Link: Invest in Silver Over Gold – Seeking Alpha
As we get closer to the day inflation kicks into full force, it is worth noting some common gold:silver ratios. History has more or less showed us that the historical ratio has averaged between 20:1 – 25:1 (depending on the measured time horizon). I personally like to break it down using different ratios for periods of low to moderate inflation and high and double digit rates of inflation. As a rule of thumb for times of low to moderate rates of inflation (below 5 or 6%), I use a ratio between 45:1- 55:1. During times of high to double digit inflation (late 70′s style) I revert back to the historical ratios between 15:1-30:1. Given the current low level of “headline inflation” (which is nonsense anyway), which has to inevitably rise over the coming decade, silver is very attractive on the gold:silver ratio, currently at 64.36. Though inflation is said to be “very low” (according to the governments convoluted measure), my expectation for it rise sharply over the coming years, makes silver an absolute bargain.

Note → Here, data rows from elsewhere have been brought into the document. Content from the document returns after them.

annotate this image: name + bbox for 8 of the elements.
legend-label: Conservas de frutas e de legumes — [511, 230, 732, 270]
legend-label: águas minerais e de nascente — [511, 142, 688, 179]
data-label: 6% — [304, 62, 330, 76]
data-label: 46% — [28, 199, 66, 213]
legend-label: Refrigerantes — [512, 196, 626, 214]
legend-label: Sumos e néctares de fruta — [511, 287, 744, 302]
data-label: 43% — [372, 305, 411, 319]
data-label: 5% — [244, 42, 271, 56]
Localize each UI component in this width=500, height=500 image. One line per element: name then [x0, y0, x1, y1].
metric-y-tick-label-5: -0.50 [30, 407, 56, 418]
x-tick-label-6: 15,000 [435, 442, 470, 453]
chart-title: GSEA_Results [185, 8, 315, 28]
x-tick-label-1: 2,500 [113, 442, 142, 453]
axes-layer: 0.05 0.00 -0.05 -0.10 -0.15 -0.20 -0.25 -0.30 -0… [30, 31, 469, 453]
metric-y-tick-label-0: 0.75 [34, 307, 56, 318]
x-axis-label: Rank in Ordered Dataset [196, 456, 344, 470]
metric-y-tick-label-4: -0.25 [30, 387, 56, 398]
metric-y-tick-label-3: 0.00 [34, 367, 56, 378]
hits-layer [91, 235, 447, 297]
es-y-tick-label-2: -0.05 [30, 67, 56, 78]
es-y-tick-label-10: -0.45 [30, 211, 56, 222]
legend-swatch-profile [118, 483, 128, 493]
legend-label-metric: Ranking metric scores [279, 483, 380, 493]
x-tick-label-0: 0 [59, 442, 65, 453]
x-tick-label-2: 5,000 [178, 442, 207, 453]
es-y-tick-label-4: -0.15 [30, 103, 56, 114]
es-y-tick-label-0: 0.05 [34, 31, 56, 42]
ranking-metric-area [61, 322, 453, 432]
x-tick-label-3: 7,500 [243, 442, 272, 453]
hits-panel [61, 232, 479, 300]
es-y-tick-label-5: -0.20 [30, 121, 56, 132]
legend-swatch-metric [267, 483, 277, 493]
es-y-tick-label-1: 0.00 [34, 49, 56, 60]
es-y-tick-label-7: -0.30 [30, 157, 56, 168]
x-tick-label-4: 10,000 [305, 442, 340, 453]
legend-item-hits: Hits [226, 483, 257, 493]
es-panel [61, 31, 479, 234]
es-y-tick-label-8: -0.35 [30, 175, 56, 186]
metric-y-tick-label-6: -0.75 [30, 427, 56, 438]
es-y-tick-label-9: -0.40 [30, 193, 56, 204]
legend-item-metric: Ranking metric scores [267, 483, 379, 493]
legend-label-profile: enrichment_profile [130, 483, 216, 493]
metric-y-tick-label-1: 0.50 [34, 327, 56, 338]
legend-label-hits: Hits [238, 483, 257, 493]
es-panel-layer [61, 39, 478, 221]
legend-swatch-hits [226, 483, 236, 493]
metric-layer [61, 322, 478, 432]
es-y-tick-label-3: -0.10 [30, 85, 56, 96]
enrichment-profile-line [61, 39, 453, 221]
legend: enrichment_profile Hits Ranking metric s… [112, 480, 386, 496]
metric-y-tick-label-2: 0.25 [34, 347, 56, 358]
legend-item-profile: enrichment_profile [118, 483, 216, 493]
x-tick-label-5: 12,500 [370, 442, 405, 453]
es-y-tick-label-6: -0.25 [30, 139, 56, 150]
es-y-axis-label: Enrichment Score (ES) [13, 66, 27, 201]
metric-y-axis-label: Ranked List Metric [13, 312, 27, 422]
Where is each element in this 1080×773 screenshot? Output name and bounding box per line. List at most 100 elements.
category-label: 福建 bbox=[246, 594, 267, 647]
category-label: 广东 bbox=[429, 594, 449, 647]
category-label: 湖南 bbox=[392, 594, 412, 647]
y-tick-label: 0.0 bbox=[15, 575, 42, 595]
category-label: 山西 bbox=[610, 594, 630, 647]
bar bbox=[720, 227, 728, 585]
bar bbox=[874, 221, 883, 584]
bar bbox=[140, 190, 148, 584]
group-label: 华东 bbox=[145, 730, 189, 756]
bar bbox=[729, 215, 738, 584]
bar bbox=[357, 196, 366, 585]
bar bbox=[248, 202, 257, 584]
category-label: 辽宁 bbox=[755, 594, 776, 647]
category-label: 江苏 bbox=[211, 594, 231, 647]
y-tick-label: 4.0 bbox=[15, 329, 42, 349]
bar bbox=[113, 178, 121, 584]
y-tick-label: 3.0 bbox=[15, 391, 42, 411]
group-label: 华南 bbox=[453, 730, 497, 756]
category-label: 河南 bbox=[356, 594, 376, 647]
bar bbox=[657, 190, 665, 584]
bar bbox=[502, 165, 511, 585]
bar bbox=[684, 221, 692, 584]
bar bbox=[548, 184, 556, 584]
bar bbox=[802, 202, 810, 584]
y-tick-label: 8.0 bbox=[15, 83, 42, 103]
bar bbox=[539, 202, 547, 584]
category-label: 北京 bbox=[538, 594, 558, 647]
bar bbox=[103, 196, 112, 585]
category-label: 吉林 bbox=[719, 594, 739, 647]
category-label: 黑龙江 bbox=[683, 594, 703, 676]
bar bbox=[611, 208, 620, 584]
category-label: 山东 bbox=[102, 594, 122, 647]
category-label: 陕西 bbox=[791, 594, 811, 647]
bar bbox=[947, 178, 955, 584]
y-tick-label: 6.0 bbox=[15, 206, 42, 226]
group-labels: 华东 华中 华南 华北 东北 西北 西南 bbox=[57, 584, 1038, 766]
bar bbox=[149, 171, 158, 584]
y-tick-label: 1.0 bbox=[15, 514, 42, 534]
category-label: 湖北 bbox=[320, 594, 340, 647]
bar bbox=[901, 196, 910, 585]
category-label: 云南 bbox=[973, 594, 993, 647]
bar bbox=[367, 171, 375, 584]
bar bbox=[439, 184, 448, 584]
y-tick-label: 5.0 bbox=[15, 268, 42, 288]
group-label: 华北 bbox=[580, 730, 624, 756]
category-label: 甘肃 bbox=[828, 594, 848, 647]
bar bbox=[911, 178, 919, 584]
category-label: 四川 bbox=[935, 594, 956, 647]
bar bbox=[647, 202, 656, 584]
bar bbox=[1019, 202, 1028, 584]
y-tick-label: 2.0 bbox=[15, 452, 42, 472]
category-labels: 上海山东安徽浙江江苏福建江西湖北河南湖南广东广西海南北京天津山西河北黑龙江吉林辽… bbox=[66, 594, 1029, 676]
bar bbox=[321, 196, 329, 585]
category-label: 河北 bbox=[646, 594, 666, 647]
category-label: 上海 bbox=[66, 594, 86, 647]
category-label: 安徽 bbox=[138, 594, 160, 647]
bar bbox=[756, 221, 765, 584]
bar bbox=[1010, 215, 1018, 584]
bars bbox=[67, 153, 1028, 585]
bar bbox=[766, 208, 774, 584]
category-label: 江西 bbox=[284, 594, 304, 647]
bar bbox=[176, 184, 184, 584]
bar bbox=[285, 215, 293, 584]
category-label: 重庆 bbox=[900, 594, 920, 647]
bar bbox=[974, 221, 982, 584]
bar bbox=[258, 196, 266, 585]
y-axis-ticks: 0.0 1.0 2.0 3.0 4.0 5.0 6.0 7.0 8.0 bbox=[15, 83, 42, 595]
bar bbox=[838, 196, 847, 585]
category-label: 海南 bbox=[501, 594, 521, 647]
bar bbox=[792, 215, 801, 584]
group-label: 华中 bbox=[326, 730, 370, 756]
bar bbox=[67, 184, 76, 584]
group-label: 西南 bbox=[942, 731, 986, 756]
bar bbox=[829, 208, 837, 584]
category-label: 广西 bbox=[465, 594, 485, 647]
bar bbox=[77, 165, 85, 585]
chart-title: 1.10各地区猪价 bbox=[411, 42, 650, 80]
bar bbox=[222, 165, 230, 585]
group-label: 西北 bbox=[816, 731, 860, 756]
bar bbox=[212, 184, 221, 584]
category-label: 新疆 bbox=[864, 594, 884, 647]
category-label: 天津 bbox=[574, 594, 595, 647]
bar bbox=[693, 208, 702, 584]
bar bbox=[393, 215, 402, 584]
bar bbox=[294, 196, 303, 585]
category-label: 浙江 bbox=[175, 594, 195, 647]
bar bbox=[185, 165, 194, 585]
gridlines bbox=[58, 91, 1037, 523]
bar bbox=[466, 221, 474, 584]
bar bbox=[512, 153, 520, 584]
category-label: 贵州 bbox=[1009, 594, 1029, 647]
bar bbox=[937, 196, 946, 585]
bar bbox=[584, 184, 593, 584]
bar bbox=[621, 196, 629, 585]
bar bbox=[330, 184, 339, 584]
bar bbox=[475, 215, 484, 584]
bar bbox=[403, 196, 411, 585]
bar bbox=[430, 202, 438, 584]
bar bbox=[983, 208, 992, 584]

Take a conservative estimate of the future gold price when inflation is in full force, say $1300/oz, silver using a ratio between 25:1 to 40:1, would give you a price somewhere between $32.5 and $52.5. It need not even be take that far to see the price appreciation potential. Assume the price of gold remains at $1060/oz throughout the time when inflation plagues consumer prices, silver should still be between $26.5-$42, which is a substantial rise on a percentage basis.
The Supply-Demand dynamics favor silver by a mile for one simple reason but important reason, discussed in detail in my previous article Silver Unmasked. The past decade of research has uncovered the vast array of applications from medical to technological uses, many of which will become the “gold standard” in various fields. The article briefly discussed the lack of reserves near the earth’s surface and the implications to future price of this metal. So in other words, while gold may be the ideal inflationary hedge, silver is a close second but also has a long term catalyst (increasing industrial uses) to make silver a likely outperformer. Gold lacks industrial demand almost altogether, and is often recycled. Silver has and will have increasing industrial uses from such products as the silver-oxide battery, which will take substantial market share from the much inferior batteries “lithium Ion” currently used.
Though the first two measures have been successfully used by many investors (especially gold and silver bugs), I would just like to add a recent regression analysis I ran using 6 years of weekly gold and silver prices (Jan 2002 – Feb 2008), proved very statistically significant (the time period was chosen as it was a time of low to moderate inflation). Of the nearly 300 observations, the regression output using the equation Y= -2.7571 + .022929(X) (Silver = -2.757 + .022929 * the market price of gold), had an extremely high systematic relationship of 96.9%. In other words, only 3.1% of the equation mentioned above was unrelated to the price of gold. I also did random sampling, taking the weekly gold price in February over the six years measure, which forecasted what the price of silver SHOULD be given the prevailing gold price. The mean difference was 3.4%, which is much higher than I would have expected. It is not to say that I buy into this analysis, but it is just another tool in the toolbox now. According to the derived equation, silver should be trading at $22/oz.
Conclusion: Using 3 basic methods in an attempt to figure out the relatively undervalued metal, silver is sharply undervalued given the current spot price of $1060/oz for gold. The closest estimate of what silver should be relative to gold, means silver is 30% undervalued (at minimum).